Final Thoughts: Best Practices for Keyword Research & Targeting

The practice of keyword research seems straightforward at first – type a few relevant terms into a tool, get some results, target the good ones on your site, and watch the traffic roll in. In practice, however, the intricacies of every portion of this process make it invaluable to know the ins and outs of keyword search marketing. A few of the most important takeaways from this document include:

Keyword Tools Provide Relative Numbers, not Accurate Predictions
Be wary of using the keyword tools to forecast exactly how much traffic will come to your website. The vast differences in the estimations provided and the disparity of sources can mean that even the highest rankings won't bring in the level of visitors predicted (or that the predictions will be dwarfed by reality). Use the tools to determine which terms and phrases are more popular than another, but don't trust anything but real numbers garnered through test campaign experience to predict real volume.
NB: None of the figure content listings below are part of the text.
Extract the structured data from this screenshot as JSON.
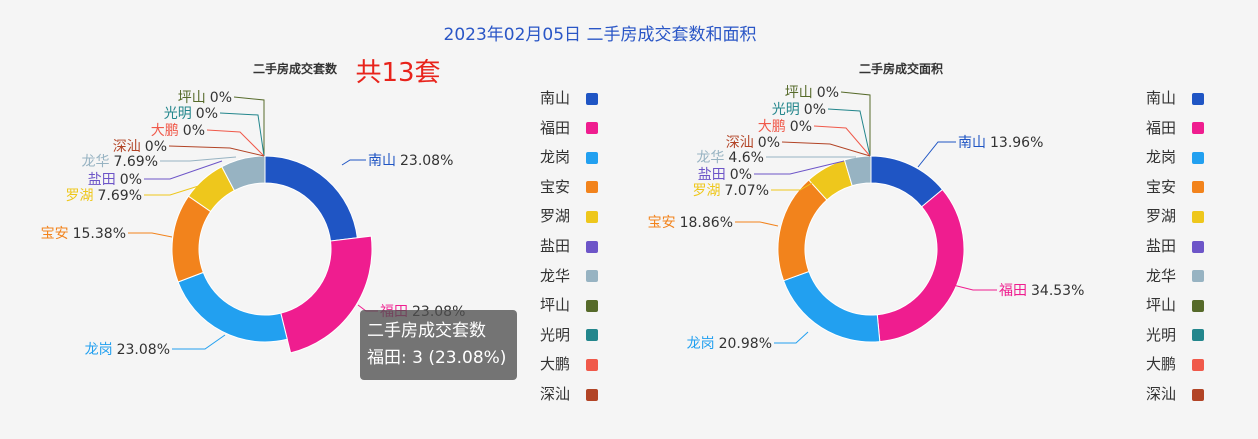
{
  "title": "2023年02月05日 二手房成交套数和面积",
  "colors": {
    "南山": "#1f55c4",
    "福田": "#ef1d8f",
    "龙岗": "#22a0f0",
    "宝安": "#f2831c",
    "罗湖": "#eec71c",
    "盐田": "#6d55c8",
    "龙华": "#97b3c2",
    "坪山": "#566a2a",
    "光明": "#23868c",
    "大鹏": "#f0594a",
    "深汕": "#b24426"
  },
  "legend": [
    "南山",
    "福田",
    "龙岗",
    "宝安",
    "罗湖",
    "盐田",
    "龙华",
    "坪山",
    "光明",
    "大鹏",
    "深汕"
  ],
  "chart_data": [
    {
      "type": "pie",
      "title": "二手房成交套数",
      "total_text": "共13套",
      "categories": [
        "南山",
        "福田",
        "龙岗",
        "宝安",
        "罗湖",
        "盐田",
        "龙华",
        "坪山",
        "光明",
        "大鹏",
        "深汕"
      ],
      "values": [
        3,
        3,
        3,
        2,
        1,
        0,
        1,
        0,
        0,
        0,
        0
      ],
      "percent_labels": [
        "23.08%",
        "23.08%",
        "23.08%",
        "15.38%",
        "7.69%",
        "0%",
        "7.69%",
        "0%",
        "0%",
        "0%",
        "0%"
      ]
    },
    {
      "type": "pie",
      "title": "二手房成交面积",
      "categories": [
        "南山",
        "福田",
        "龙岗",
        "宝安",
        "罗湖",
        "盐田",
        "龙华",
        "坪山",
        "光明",
        "大鹏",
        "深汕"
      ],
      "values": [
        13.96,
        34.53,
        20.98,
        18.86,
        7.07,
        0,
        4.6,
        0,
        0,
        0,
        0
      ],
      "percent_labels": [
        "13.96%",
        "34.53%",
        "20.98%",
        "18.86%",
        "7.07%",
        "0%",
        "4.6%",
        "0%",
        "0%",
        "0%",
        "0%"
      ]
    }
  ],
  "tooltip": {
    "title": "二手房成交套数",
    "line": "福田: 3 (23.08%)"
  }
}
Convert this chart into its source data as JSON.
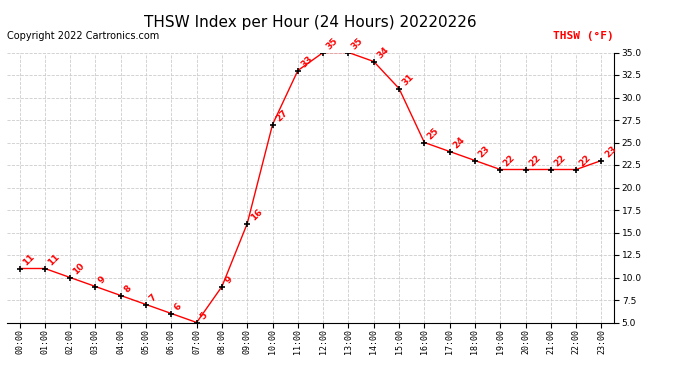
{
  "title": "THSW Index per Hour (24 Hours) 20220226",
  "copyright": "Copyright 2022 Cartronics.com",
  "legend_label": "THSW (°F)",
  "hours": [
    0,
    1,
    2,
    3,
    4,
    5,
    6,
    7,
    8,
    9,
    10,
    11,
    12,
    13,
    14,
    15,
    16,
    17,
    18,
    19,
    20,
    21,
    22,
    23
  ],
  "values": [
    11,
    11,
    10,
    9,
    8,
    7,
    6,
    5,
    9,
    16,
    27,
    33,
    35,
    35,
    34,
    31,
    25,
    24,
    23,
    22,
    22,
    22,
    22,
    23
  ],
  "line_color": "red",
  "marker_color": "black",
  "label_color": "red",
  "grid_color": "#cccccc",
  "background_color": "white",
  "ylim_min": 5.0,
  "ylim_max": 35.0,
  "ytick_step": 2.5,
  "title_fontsize": 11,
  "copyright_fontsize": 7,
  "label_fontsize": 6.5,
  "legend_fontsize": 8
}
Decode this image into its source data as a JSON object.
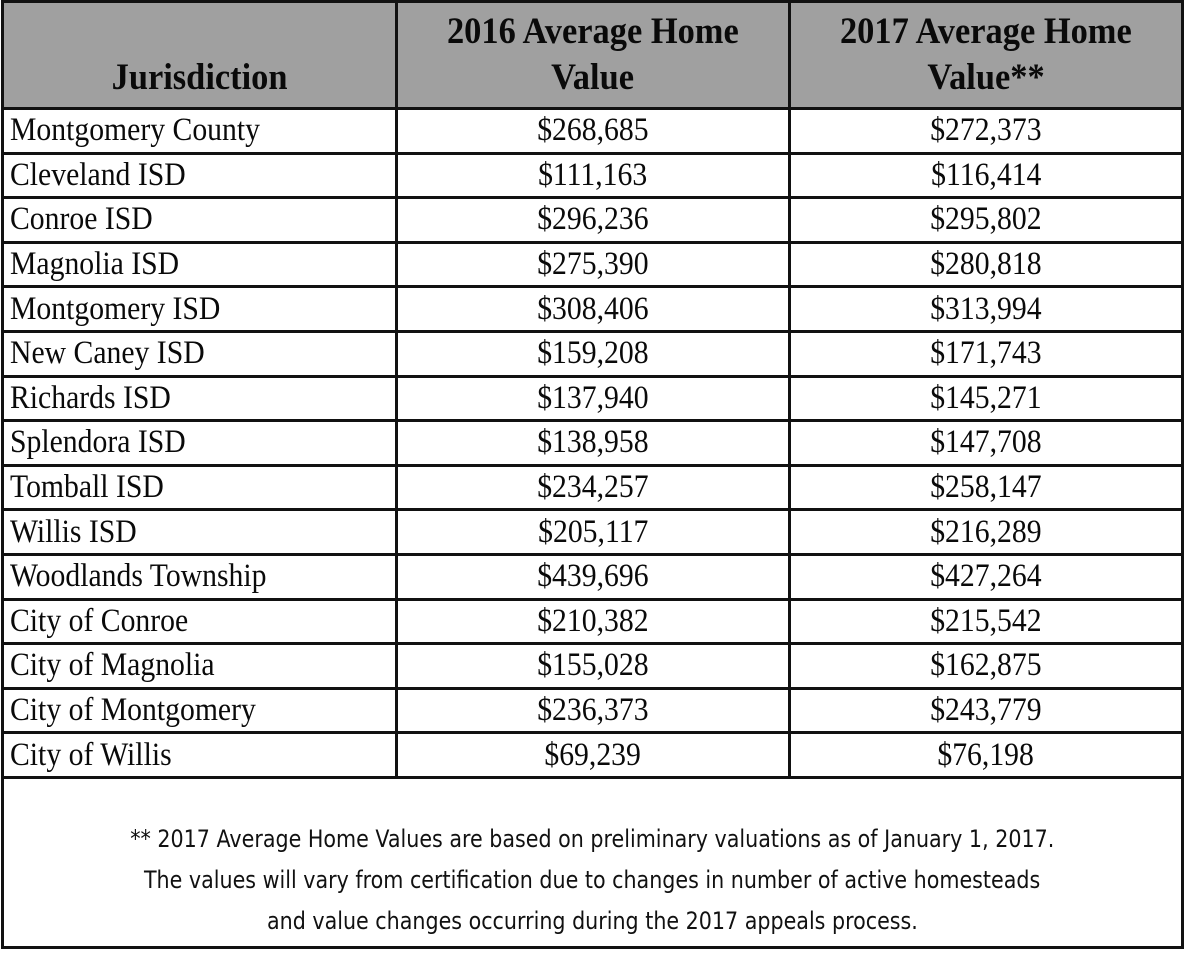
{
  "table": {
    "headers": {
      "jurisdiction": "Jurisdiction",
      "col2016_line1": "2016 Average Home",
      "col2016_line2": "Value",
      "col2017_line1": "2017 Average Home",
      "col2017_line2": "Value**"
    },
    "header_background": "#a0a0a0",
    "rows": [
      {
        "jurisdiction": "Montgomery County",
        "v2016": "$268,685",
        "v2017": "$272,373"
      },
      {
        "jurisdiction": "Cleveland ISD",
        "v2016": "$111,163",
        "v2017": "$116,414"
      },
      {
        "jurisdiction": "Conroe ISD",
        "v2016": "$296,236",
        "v2017": "$295,802"
      },
      {
        "jurisdiction": "Magnolia ISD",
        "v2016": "$275,390",
        "v2017": "$280,818"
      },
      {
        "jurisdiction": "Montgomery ISD",
        "v2016": "$308,406",
        "v2017": "$313,994"
      },
      {
        "jurisdiction": "New Caney ISD",
        "v2016": "$159,208",
        "v2017": "$171,743"
      },
      {
        "jurisdiction": "Richards ISD",
        "v2016": "$137,940",
        "v2017": "$145,271"
      },
      {
        "jurisdiction": "Splendora ISD",
        "v2016": "$138,958",
        "v2017": "$147,708"
      },
      {
        "jurisdiction": "Tomball ISD",
        "v2016": "$234,257",
        "v2017": "$258,147"
      },
      {
        "jurisdiction": "Willis ISD",
        "v2016": "$205,117",
        "v2017": "$216,289"
      },
      {
        "jurisdiction": "Woodlands Township",
        "v2016": "$439,696",
        "v2017": "$427,264"
      },
      {
        "jurisdiction": "City of Conroe",
        "v2016": "$210,382",
        "v2017": "$215,542"
      },
      {
        "jurisdiction": "City of Magnolia",
        "v2016": "$155,028",
        "v2017": "$162,875"
      },
      {
        "jurisdiction": "City of Montgomery",
        "v2016": "$236,373",
        "v2017": "$243,779"
      },
      {
        "jurisdiction": "City of Willis",
        "v2016": "$69,239",
        "v2017": "$76,198"
      }
    ],
    "footnote": {
      "line1": "** 2017 Average Home Values are based on preliminary valuations as of January 1, 2017.",
      "line2": "The values will vary from certification due to changes in number of active homesteads",
      "line3": "and value changes occurring during the 2017 appeals process."
    }
  }
}
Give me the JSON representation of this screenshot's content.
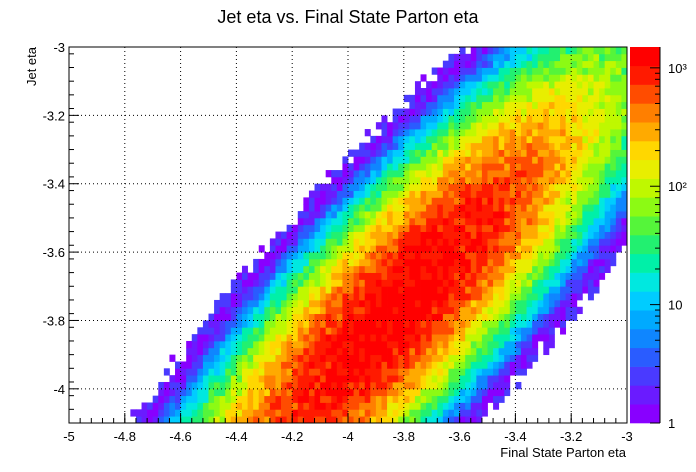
{
  "chart_data": {
    "type": "heatmap",
    "title": "Jet eta vs. Final State Parton eta",
    "xlabel": "Final State Parton eta",
    "ylabel": "Jet eta",
    "xlim": [
      -5,
      -3
    ],
    "ylim": [
      -4.1,
      -3
    ],
    "xticks": [
      "-5",
      "-4.8",
      "-4.6",
      "-4.4",
      "-4.2",
      "-4",
      "-3.8",
      "-3.6",
      "-3.4",
      "-3.2",
      "-3"
    ],
    "yticks": [
      "-3",
      "-3.2",
      "-3.4",
      "-3.6",
      "-3.8",
      "-4"
    ],
    "grid": true,
    "colorbar": {
      "scale": "log",
      "min": 1,
      "max": 1500,
      "tick_labels": [
        "1",
        "10",
        "10²",
        "10³"
      ],
      "tick_values": [
        1,
        10,
        100,
        1000
      ],
      "palette": [
        "#8800ff",
        "#6a1bff",
        "#4a3aff",
        "#2a5cff",
        "#0f86ff",
        "#00aaff",
        "#00ccff",
        "#00e8e0",
        "#00f0a8",
        "#22f070",
        "#55f53a",
        "#8cfa14",
        "#bff800",
        "#e8ee00",
        "#ffd700",
        "#ffaa00",
        "#ff7f00",
        "#ff4c00",
        "#ff1a00",
        "#ff0000"
      ]
    },
    "distribution": {
      "description_of_shape": "elongated diagonal band",
      "peak": {
        "x": -3.82,
        "y": -3.76,
        "count": 1500
      },
      "major_axis_direction": [
        0.75,
        0.66
      ],
      "sigma_major": 0.42,
      "sigma_minor": 0.11
    }
  }
}
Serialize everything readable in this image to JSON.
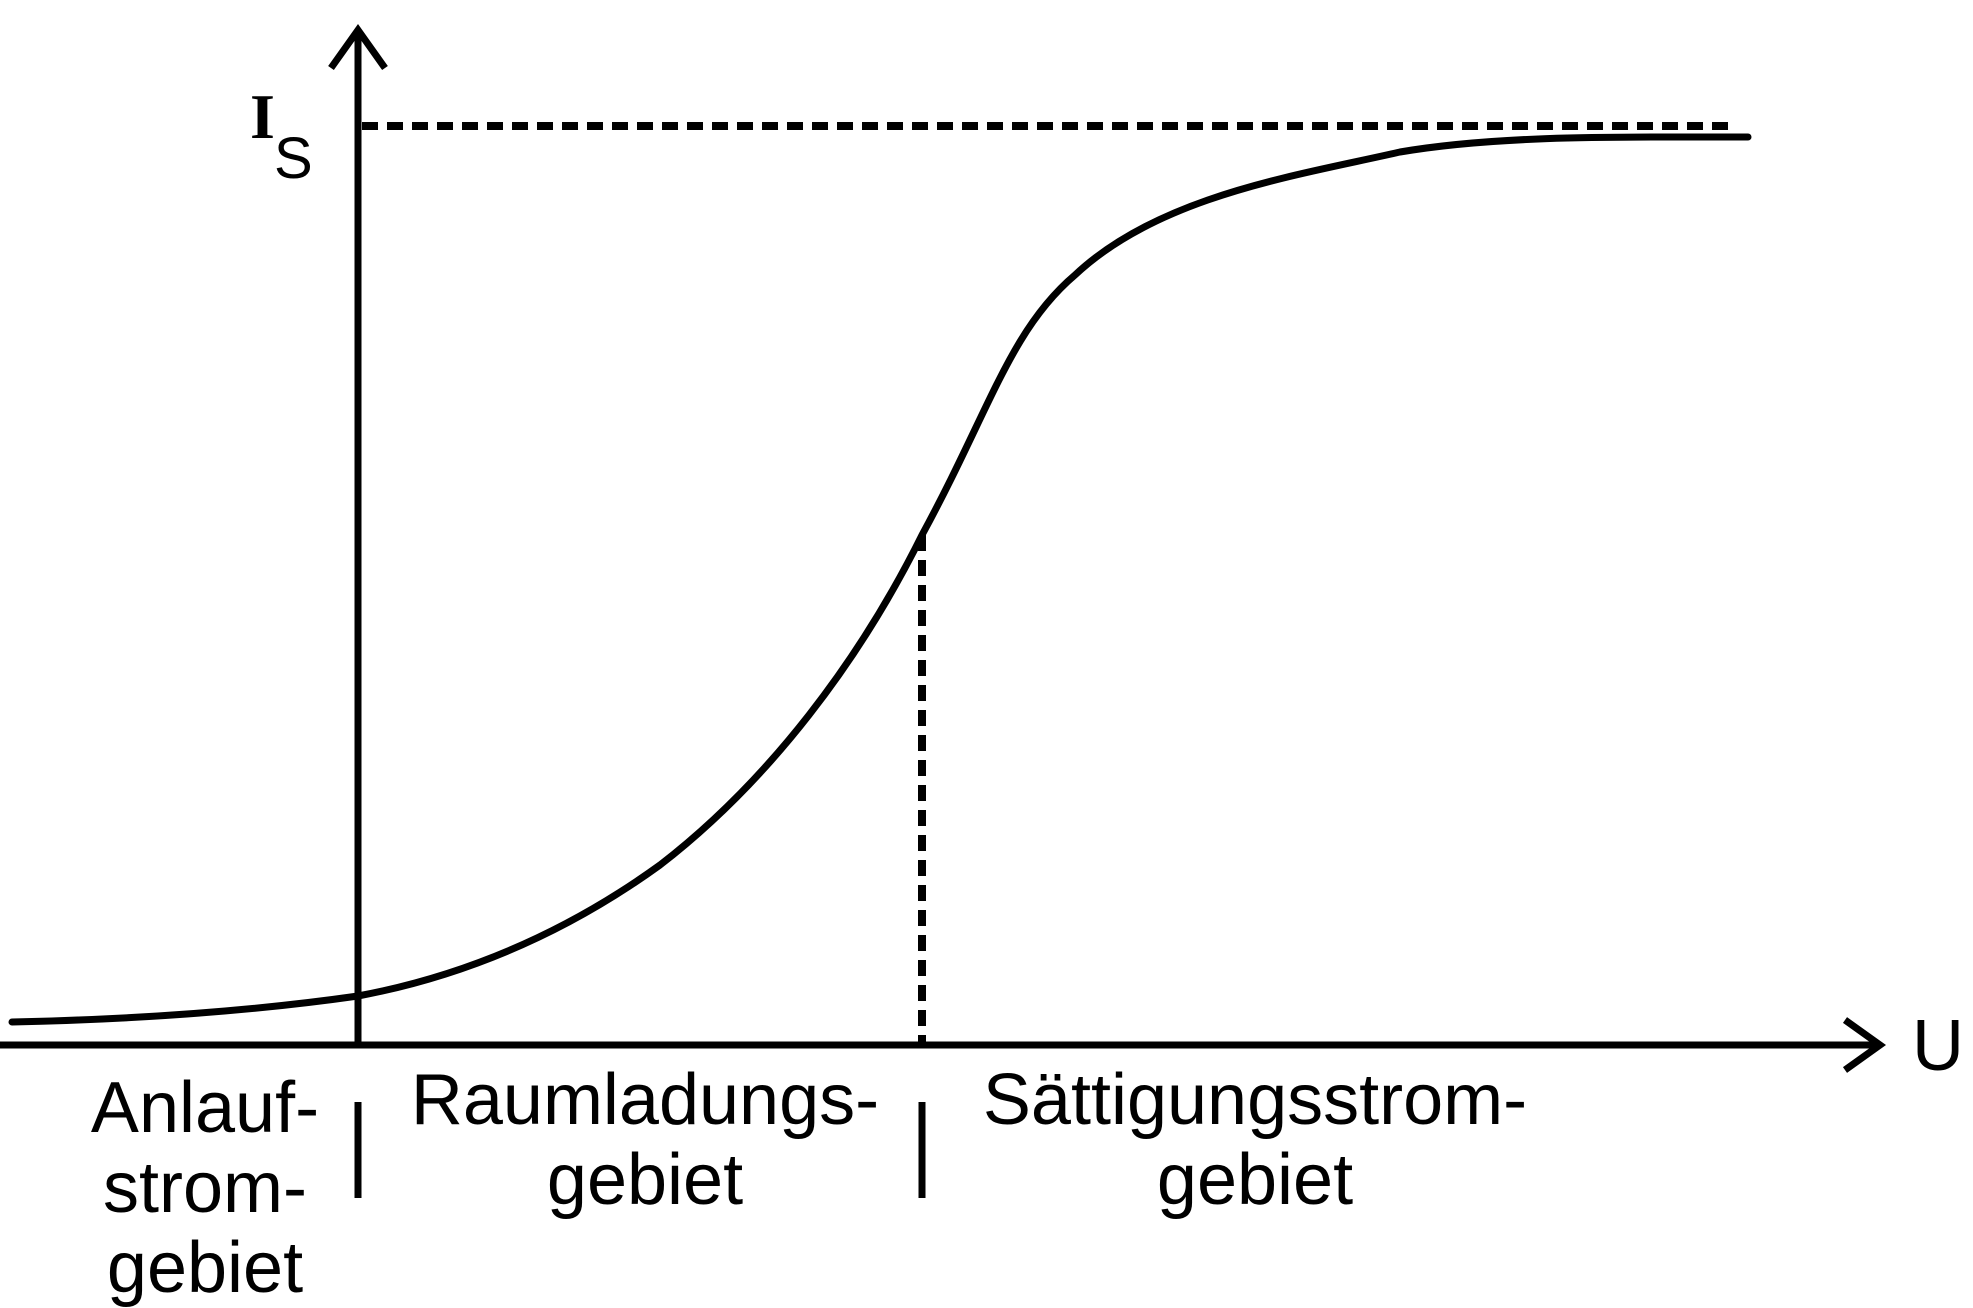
{
  "diagram": {
    "y_axis_label": {
      "main": "I",
      "sub": "S"
    },
    "x_axis_label": "U",
    "regions": [
      {
        "lines": [
          "Anlauf-",
          "strom-",
          "gebiet"
        ]
      },
      {
        "lines": [
          "Raumladungs-",
          "gebiet"
        ]
      },
      {
        "lines": [
          "Sättigungsstrom-",
          "gebiet"
        ]
      }
    ],
    "colors": {
      "stroke": "#000000",
      "background": "#ffffff"
    }
  }
}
Brainstorm Terms Cautiously
Remember to think about the value of a visitor who's come to your site via the term or phrase you target. The more specific the query, the higher the chance of conversion, so don't rule out less voluminous searches. The keyword tools can be great sources of brainstorming material, but they all require a solid starting point, and it's up to you to know enough about your industry to determine what keyword niches will provide value.
Keyword Targeting
Title tags, URLs, headlines, and text content are all good places to put your important terms, but beware of stuffing or spamming – the engines may penalize your site. It's also wise to remember that anchor text can have a huge impact on rankings – make sure to include keyword in anchor text when relevant.
The Long Tail
Oftentimes, the greatest amount of value in search referrals comes from the “long tail” of rarely-searched, low volume keywords. You can attract these visitors by writing consistently fresh, updated content on your site in the form of a blog, wiki, article list, newsletter, or even user-generated content.
Keyword Cannibalization
A common problem in keyword targeting is to attempt to attract the same search terms on many different pages on a site. While occasionally targeting the same keywords on a couple pages is unavoidable, be wary of using the same terms on every page's title tag and header. Instead, write more detailed pieces to target long tail terms and link back to the high-level, targeted page with the proper anchor text.